Publication year - 1984
Publication title -
bioessays
Language(s) - English
Resource type - Journals
SCImago Journal Rank - 2.175
H-Index - 184
eISSN - 1521-1878
pISSN - 0265-9247
DOI - 10.1002/bies.950010405
Subject(s) - tubulin , microtubule , cytoskeleton , microbiology and biotechnology , flagellum , biology , membrane , mitosis , membrane biology , function (biology) , cell , biochemistry , gene
Tubulin is the ubiquitous protein that makes up the walls of the cytoskeletal elements known as microtubules. These 20 nm diameter cylindrical fibers are the spindle fibers for mitosis, provide the skeletal framework for cellular elongation, constitute the major structural and motile elements of cilia and flagella and probably play a number of other roles in eukaryote cells. In the electron microscope, they are never seen to attach or protrude directly into or on cellular membranes.
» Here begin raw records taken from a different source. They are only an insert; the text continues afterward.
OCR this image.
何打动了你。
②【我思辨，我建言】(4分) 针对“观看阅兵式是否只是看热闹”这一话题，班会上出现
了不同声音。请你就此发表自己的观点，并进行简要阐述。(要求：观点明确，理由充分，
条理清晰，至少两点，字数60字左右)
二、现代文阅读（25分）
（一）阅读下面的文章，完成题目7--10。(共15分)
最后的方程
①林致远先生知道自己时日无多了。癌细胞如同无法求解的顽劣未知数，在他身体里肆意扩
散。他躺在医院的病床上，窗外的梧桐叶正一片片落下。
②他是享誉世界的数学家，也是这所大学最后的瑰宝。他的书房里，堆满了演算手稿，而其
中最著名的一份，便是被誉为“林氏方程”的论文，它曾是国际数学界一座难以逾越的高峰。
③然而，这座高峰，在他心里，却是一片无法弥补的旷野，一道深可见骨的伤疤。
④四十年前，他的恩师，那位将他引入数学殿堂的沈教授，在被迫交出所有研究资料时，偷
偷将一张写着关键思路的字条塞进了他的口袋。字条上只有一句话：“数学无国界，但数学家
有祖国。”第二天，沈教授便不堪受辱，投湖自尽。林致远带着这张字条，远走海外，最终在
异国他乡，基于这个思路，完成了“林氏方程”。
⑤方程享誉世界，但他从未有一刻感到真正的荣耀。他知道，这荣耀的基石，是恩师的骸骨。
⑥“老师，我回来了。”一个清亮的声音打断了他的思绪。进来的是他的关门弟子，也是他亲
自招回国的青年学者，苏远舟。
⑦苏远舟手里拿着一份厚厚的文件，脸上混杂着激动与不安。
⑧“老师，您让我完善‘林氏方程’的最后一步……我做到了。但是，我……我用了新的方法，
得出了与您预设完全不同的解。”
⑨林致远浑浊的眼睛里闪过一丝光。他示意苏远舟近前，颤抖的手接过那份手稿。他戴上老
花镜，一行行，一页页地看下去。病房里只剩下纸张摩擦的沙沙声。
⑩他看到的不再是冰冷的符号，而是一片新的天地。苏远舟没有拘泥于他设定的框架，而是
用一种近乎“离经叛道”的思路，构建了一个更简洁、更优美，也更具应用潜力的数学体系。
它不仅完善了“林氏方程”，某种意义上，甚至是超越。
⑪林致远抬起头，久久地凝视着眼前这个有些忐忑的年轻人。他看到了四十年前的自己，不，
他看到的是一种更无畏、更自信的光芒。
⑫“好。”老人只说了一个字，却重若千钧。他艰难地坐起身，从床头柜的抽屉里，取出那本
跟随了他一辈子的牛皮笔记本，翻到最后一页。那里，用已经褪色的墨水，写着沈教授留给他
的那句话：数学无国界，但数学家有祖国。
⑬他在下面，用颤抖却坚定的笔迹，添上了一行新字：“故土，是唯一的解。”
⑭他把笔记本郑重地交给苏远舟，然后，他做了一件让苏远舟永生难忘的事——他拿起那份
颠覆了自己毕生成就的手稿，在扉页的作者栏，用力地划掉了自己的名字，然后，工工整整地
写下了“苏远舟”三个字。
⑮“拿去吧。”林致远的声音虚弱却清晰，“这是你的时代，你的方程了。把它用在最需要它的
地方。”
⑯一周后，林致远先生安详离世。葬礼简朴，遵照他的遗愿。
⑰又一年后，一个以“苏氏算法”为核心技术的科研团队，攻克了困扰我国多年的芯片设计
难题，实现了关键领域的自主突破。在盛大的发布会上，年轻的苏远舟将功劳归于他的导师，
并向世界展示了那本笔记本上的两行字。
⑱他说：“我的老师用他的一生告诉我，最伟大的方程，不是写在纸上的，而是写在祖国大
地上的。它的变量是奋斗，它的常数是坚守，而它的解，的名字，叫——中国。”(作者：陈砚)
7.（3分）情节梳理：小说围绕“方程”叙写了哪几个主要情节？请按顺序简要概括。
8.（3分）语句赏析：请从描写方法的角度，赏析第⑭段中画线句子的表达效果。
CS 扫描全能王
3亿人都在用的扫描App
It was therefore with much skepticism that cell biologists responded to recent claims purporting to show that tubulin is (or can be) a membrane protein. This skepticism comes from a bias based on the generally understood function of cytoskeletal proteins as representing the intracellular ‘bones’ of cells. The traditional thinking was that microtubules may attach to cellular membranes but only via a cross‐linking connecting protein. In recent years, however, an increasing number of workers have come to believe that tubulin can exist as a normal membrane protein possibly independent of its role in microtubule function.